Paul Karp and Josh Taylor report:
Companies could have the right to retain customers’ data stripped back by an ambitious suite of privacy reforms proposed by the Albanese government.
The attorney general, Mark Dreyfus, revealed on Thursday that in addition to completing a review of Australia’s privacy laws, the Albanese government will look to legislate “even more urgent reforms” later this year or in early 2023.
The immediate reforms could include penalties, safeguards on personal information and strengthening requirements for companies to notify customers of breaches.

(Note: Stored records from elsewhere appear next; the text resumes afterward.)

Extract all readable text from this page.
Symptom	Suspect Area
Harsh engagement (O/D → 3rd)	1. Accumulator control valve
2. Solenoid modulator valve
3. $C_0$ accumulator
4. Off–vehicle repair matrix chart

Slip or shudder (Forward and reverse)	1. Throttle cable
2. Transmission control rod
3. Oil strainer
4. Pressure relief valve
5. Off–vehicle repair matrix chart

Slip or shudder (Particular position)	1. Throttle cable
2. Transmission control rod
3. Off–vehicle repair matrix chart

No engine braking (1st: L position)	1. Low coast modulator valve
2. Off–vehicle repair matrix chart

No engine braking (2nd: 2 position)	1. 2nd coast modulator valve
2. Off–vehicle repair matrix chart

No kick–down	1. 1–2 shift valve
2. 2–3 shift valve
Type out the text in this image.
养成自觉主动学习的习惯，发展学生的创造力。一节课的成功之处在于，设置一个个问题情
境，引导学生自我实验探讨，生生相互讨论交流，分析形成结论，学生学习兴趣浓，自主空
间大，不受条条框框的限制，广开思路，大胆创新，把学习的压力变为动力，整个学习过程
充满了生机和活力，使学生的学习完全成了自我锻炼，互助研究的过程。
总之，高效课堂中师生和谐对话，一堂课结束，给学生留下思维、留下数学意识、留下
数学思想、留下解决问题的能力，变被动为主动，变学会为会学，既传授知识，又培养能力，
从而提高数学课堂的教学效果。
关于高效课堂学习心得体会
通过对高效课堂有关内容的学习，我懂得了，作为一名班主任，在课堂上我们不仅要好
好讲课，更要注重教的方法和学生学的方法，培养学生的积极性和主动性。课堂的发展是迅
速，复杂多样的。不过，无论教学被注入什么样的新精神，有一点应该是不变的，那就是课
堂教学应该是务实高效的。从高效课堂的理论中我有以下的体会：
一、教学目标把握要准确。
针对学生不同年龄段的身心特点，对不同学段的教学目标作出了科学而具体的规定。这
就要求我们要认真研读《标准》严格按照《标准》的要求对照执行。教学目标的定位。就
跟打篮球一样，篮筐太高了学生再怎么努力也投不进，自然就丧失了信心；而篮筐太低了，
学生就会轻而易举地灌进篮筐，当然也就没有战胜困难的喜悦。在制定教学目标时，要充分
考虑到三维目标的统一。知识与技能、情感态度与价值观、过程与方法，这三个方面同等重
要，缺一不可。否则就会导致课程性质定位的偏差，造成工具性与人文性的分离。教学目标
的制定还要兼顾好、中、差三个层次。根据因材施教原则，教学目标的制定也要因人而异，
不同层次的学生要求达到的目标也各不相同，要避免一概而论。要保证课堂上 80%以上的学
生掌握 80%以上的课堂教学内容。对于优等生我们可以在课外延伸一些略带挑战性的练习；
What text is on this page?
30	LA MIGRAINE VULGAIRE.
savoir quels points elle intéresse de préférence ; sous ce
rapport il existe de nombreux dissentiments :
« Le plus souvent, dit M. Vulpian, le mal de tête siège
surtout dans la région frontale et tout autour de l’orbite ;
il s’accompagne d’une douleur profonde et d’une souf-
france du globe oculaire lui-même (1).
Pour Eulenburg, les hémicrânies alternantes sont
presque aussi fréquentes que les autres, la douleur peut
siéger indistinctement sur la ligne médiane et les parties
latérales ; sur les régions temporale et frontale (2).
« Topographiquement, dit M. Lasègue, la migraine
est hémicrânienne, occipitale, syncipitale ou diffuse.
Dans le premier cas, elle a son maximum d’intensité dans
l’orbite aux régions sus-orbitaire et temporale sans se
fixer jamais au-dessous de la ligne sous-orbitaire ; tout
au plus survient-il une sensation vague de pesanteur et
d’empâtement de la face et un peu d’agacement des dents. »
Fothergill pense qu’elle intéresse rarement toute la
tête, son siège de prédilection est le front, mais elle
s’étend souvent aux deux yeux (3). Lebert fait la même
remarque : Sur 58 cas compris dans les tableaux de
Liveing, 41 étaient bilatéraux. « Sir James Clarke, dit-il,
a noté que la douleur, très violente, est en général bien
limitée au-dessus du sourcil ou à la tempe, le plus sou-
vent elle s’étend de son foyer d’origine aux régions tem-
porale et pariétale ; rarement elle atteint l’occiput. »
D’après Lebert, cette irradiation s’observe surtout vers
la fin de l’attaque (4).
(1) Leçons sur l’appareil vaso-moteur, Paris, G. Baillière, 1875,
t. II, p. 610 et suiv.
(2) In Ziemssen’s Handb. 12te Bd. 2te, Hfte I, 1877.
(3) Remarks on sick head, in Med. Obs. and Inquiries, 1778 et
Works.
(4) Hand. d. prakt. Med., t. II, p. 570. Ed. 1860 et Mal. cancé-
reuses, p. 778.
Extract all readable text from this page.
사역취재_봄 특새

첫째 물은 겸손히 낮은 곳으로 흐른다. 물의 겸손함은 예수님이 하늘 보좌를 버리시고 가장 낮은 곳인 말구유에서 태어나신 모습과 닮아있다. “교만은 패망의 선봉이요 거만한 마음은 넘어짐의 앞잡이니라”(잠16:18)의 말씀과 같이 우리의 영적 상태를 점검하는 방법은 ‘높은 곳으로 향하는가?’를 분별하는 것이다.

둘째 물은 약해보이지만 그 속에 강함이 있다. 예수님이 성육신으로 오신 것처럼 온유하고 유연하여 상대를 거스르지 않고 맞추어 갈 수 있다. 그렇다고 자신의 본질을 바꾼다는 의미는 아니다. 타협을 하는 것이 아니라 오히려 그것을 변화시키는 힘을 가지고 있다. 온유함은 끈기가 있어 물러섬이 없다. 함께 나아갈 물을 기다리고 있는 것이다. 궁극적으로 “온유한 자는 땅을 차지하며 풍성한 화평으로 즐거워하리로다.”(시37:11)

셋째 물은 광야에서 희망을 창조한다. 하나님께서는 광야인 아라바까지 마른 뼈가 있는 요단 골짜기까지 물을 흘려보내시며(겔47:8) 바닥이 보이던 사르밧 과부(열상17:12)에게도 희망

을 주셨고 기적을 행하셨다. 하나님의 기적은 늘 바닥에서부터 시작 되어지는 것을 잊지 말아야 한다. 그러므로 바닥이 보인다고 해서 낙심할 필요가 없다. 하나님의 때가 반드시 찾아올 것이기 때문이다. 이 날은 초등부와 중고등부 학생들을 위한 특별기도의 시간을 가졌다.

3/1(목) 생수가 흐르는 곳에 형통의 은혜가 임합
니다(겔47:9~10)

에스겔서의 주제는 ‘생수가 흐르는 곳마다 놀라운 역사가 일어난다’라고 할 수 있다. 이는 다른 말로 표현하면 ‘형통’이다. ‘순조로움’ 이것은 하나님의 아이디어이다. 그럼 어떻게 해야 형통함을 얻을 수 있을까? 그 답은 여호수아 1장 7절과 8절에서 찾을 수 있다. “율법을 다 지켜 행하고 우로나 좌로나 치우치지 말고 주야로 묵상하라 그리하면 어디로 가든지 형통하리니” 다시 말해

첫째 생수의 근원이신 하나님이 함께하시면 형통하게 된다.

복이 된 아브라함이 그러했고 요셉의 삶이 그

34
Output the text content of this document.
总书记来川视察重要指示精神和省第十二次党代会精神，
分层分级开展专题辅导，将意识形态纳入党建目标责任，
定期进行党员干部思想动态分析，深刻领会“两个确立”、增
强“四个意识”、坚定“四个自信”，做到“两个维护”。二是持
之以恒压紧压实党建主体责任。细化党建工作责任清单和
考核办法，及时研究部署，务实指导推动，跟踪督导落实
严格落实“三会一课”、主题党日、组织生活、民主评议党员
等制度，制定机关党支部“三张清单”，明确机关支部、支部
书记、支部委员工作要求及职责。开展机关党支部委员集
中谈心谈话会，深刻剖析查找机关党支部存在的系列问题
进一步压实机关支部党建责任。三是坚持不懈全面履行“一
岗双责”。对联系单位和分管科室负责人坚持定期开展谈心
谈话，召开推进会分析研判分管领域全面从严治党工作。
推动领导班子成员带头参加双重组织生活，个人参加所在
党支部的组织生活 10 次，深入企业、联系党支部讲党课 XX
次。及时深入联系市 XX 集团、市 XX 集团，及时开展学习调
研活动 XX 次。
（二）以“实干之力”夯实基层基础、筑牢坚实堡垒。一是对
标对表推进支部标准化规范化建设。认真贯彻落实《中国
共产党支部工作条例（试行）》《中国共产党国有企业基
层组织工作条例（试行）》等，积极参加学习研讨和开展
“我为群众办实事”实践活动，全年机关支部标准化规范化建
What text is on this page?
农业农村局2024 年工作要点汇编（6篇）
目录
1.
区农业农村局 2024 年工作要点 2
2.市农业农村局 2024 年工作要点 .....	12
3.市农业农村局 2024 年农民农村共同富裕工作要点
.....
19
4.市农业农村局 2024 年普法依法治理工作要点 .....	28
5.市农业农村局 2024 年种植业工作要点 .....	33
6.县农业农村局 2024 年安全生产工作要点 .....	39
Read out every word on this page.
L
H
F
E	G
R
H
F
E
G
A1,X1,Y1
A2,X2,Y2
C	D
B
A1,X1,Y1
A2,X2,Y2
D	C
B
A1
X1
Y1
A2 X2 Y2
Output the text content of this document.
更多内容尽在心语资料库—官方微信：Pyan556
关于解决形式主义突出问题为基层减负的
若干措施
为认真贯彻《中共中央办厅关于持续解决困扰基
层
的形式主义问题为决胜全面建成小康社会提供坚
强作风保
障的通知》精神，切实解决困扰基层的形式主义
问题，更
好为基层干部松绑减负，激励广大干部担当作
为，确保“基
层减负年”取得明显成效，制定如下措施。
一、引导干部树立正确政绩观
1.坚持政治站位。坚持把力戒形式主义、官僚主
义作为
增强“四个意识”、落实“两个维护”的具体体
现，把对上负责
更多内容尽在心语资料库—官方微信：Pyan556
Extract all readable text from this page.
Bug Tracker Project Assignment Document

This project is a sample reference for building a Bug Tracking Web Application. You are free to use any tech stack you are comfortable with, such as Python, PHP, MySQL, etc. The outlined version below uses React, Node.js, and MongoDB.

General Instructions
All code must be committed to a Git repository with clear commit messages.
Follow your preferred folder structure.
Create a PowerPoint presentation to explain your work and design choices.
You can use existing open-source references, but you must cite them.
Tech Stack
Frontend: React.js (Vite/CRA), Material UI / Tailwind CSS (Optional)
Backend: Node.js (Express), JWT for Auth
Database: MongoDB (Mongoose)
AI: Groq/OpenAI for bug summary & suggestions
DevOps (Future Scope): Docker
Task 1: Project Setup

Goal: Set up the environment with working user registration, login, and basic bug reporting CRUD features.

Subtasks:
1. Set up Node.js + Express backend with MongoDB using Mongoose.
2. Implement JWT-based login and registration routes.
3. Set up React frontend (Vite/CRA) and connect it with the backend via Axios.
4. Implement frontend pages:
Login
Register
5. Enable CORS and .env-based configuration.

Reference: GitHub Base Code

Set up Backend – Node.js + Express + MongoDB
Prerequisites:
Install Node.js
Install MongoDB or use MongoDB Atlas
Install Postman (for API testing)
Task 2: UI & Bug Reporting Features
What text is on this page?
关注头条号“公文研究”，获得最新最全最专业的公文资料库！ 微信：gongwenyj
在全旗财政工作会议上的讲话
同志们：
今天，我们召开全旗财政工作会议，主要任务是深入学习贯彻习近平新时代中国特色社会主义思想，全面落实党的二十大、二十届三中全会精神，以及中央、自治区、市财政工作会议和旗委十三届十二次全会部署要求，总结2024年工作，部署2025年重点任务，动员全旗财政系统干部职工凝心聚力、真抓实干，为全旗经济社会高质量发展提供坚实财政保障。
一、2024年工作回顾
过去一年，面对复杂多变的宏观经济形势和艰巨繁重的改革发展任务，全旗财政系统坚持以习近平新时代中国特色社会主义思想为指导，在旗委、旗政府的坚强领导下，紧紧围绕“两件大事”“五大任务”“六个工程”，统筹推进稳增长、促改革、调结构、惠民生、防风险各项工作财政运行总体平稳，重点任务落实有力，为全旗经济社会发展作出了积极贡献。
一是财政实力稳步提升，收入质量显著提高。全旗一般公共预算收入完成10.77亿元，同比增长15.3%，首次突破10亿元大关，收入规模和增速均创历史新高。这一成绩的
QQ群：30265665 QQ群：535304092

Read more at The Guardian.
As bad as the Optus data breach is, it might be the best thing that has happened to Australians in terms of moving forward the privacy rights agenda. Since 9/11 successive governments have cemented the idea that being pro-privacy was inherently suspicious – “done nothing wrong got nothing to hide”. Optus’ lack of concern for customer privacy, lack of investment in security, active lobbying against enhanced privacy protections (including the right to the erasure of their private information) for consumers, and their suggested remediation technique of having affected customers “look out for scams” has highlighted the fact that Australia’s privacy laws are antiquated and not fit for purpose. Under the EUs GDPR, Optus’ liability would be €20M or 4% of global revenue from the previous year (whichever is higher) – this is a considerable incentive for companies to take customer privacy seriously. Many countries have GDPR-like legislation – the Optus breach might just give the Australian Government the impetus and political will to get it done (wouldn’t want to be a company lobbying against consumer privacy rights just now).
I did not have “scrape leads to overhaul of federal legislation” on my Bingo card for 2022, but I agree, this may wind up pushing AU towards more protection. I’m seeing some similar trends in a few other places. It’s almost like a tipping point has been reached or is being reached.